An unusual building catches my eye as I walk down south Cornell Avenue, near 50th street, in Hyde Park. On its long side, five garage doors open to reveal a massive gallery. Curiosity draws me in.“What do you think about the exhibition?” asks a man with a friendly face, who I later learn is Hilesh Patel, deputy director of the Hyde Park Art Center.
“I want everyone to feel welcome,” Patel tells me. “I try to tell everyone, programmatically and organizationally, that they belong here.”
Later, I call him to learn more about recent initiatives at the Art Center, which revolve around a new five-year strategic plan. “We started the process last fall,” he says. “It began with a listening tour. We went out and talked to our teaching artists, teams, interns, funders, donors… anyone who has any relationship with the Art Center.”
Finding those people was easy. The center is a community hub and it offers a space and programming that engage artists and community members through art-related discussions, art education, exhibitions, residencies and more.
“What became clear after the listening tour was that we did not need to do any new initiatives—there was a lot that we were doing that was good,” Patel says. “What we needed to do was amplify what we were doing and make it louder. Most importantly was this idea of removing any barriers, including possibly tuition, to give people greater access to school. All of this began to fall under the umbrella of what came to be known as ‘Creative Citizenship’—this idea of thinking about what it means to look at what we’re doing, and to see ourselves as a historical yet fluid entity that needs to change. There’s a lot of things that are happening in our exhibitions and in our studios that are characteristic qualities of citizenship, good tension, pushback and collaboration. All of those things are good, but we need to start calling them out. The strategic plan is an amplification of that process.”
Multileveled and expansive, the Art Center’s space offers a playground through which Patel and his team, working under the direction of executive director Kate Lorenz, can provide a platform to push barriers and encourage artists to take risks. “Kate has a really great concept as to how to keep the organization moving forward,” Patel says. “It’s interesting, to lead an organization you have to be conservative in many ways, and at the same time you have to be experimental. So, how do you do both at the same time? I think she’s navigated that really, really well.”
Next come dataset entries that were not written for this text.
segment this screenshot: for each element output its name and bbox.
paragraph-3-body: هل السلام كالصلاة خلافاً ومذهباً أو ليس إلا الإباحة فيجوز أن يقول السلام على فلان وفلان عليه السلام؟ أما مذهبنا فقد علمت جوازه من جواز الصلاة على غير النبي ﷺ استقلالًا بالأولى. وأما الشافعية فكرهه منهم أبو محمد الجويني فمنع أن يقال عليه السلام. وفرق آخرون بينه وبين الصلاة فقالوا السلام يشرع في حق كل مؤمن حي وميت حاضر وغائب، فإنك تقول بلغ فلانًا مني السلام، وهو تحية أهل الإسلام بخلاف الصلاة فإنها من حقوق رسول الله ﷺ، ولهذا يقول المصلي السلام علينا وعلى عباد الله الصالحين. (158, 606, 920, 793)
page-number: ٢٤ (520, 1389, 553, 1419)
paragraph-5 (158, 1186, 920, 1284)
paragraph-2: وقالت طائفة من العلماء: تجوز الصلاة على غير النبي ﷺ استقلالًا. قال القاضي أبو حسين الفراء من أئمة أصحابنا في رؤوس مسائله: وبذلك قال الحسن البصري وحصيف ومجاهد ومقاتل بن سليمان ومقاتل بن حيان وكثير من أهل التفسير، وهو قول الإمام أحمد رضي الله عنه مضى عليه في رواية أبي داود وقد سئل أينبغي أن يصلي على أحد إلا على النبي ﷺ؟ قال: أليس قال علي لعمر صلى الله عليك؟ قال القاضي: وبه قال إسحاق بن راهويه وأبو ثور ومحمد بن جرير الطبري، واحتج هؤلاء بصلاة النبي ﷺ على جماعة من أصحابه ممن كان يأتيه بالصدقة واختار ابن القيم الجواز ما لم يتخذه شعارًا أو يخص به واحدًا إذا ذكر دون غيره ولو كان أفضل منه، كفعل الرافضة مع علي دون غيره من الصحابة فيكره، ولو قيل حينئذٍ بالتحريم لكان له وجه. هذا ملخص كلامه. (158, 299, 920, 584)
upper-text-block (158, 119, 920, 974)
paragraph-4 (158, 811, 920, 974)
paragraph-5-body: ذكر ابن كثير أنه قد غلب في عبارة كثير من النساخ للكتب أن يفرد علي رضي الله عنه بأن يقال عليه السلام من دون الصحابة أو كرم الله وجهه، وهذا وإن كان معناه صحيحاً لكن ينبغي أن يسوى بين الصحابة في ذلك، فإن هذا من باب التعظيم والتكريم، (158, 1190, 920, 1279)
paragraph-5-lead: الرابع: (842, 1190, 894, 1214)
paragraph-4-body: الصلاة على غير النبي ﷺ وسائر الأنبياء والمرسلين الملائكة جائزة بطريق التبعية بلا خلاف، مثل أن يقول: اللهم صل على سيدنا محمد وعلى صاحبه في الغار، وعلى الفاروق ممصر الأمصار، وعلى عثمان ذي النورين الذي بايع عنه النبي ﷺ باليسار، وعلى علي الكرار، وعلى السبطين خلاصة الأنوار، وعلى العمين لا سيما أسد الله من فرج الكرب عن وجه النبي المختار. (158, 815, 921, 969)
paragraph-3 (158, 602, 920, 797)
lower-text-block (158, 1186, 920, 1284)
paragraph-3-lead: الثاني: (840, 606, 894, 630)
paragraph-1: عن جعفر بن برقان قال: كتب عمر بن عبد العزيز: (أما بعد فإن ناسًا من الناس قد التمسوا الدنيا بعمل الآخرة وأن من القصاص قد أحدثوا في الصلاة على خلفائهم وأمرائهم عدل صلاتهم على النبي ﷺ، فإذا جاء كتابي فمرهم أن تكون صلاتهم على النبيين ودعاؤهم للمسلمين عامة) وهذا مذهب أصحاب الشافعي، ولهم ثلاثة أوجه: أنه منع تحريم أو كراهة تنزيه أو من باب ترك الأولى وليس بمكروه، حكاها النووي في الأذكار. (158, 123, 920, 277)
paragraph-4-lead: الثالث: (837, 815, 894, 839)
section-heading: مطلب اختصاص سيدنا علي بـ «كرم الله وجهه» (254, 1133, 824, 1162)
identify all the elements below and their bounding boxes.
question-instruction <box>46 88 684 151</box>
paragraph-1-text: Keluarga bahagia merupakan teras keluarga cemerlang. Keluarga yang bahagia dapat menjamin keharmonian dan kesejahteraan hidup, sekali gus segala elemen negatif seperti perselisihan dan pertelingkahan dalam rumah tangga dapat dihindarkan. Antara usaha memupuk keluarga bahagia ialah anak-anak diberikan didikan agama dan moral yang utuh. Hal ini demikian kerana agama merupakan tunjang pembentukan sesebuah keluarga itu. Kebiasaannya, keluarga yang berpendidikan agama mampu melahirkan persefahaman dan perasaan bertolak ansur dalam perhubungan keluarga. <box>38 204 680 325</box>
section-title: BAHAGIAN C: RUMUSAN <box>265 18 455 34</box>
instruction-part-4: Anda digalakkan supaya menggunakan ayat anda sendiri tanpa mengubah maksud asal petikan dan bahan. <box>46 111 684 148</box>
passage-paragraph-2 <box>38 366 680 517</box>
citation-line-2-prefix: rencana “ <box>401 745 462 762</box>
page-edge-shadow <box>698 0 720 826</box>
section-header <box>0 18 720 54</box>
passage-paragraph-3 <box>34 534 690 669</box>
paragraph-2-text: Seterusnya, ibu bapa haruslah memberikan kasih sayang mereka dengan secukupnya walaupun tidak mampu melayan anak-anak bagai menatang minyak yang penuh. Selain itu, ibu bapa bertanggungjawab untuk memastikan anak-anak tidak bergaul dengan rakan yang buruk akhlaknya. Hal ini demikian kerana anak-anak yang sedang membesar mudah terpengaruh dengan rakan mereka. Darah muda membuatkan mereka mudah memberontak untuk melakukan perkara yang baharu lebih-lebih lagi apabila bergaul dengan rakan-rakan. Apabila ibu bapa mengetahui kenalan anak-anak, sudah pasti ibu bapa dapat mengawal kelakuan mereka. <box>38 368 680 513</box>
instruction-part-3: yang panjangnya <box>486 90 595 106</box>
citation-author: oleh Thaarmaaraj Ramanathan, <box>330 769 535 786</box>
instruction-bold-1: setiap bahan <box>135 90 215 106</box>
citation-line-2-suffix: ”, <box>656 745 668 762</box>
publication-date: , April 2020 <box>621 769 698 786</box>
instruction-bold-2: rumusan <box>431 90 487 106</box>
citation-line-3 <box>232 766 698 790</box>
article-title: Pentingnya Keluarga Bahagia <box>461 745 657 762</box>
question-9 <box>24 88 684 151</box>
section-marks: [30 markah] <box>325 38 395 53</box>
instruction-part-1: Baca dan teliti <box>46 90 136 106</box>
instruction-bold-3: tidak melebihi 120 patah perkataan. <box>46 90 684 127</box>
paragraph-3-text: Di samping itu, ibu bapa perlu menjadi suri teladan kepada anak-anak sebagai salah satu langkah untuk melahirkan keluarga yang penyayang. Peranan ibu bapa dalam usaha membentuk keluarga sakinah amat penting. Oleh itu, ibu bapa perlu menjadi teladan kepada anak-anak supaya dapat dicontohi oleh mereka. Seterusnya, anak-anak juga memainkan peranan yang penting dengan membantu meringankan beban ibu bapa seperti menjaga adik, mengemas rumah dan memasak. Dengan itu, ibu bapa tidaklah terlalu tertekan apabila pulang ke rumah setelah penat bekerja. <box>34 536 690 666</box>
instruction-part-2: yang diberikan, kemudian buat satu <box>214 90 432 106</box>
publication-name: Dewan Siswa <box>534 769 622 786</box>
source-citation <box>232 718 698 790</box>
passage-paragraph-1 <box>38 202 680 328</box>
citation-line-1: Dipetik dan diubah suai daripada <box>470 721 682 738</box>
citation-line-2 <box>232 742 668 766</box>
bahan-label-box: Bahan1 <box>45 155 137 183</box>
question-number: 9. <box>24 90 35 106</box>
He continues on, singing the praises of their staff and emphasizing that it is their passion that will make the plan achievable. “I don’t think the issue is getting them to believe in or subscribe to the strategic plan. I think the challenge is going to be getting everyone to slow down a bit because we’re dreaming so big.” (Maria Girgenti)
The Hyde Park Art Center is located at 5020 South Cornell. The “Creative Citizenship” strategic plan launches in September 2016.